THE story of Tom Brown, the hero subpostmaster from north Durham who fought off armed robbers and was wrongly accused of stealing £85,000 by the Post Office, is heartbreaking.

He died before Christmas without seeing this year’s indignation, without being exonerated and without being compensated for being driven into bankruptcy – although we are never going to be able to compensate people adequately for their lost decades. However much money they are given, those years can never be reinstated.

The Northern Echo reported fully on his case in 2017, which his MP, Kevan Jones, has been fighting since 2010. Mr Jones should be congratulated for his steadfastness and there are also Conservative MPs who have also been diligently banging their heads against the Post Office’s wall of obfuscation and deception – viewers of the excellent ITV series will know the name of Lord James Arbuthnot for one.

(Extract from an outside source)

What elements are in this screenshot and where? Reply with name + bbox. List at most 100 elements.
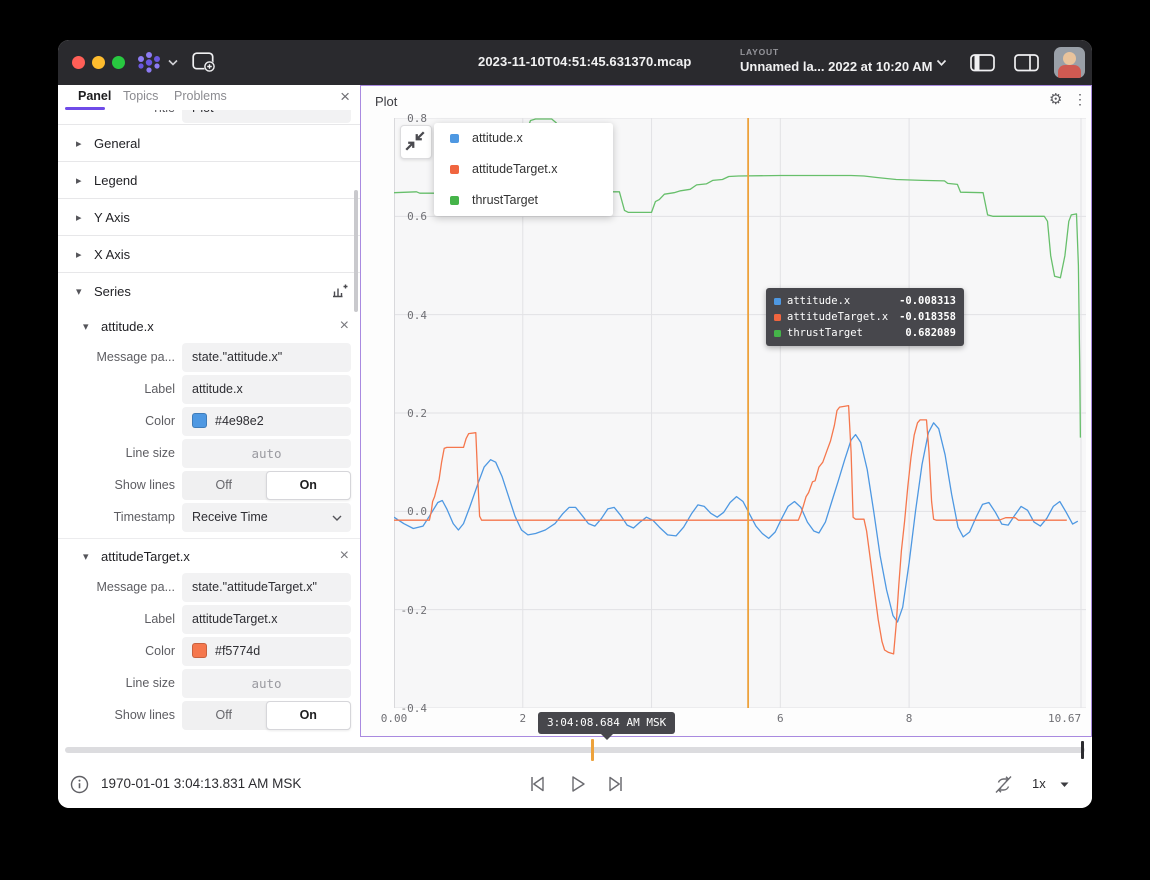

We also think the current government is right to rush through a law exonerating the subpostmasters. Yes, there is something a little unsettling about Parliament interfering with the independence of the judiciary, but this is such an unprecedented case. Yes, there is also a chance that some postmasters who were guilty of fraud may be exonerated – but the Post Office built a case against them that was itself fraudulent as it was based on evidence from a dodgy computer system.

All subpostmasters should have the slate clean. They should go back to being innocent until proven guilty.

Each day, though, brings more questions for Post Office managers: which one of them thought it right to give bonuses to the investigators for a successful prosecution of a subpostmaster. However was that going to lead to a fair investigation into fellow workers like Tom Brown, who deserved to be respected rather than bullied? We sincerely hope he is now resting in peace.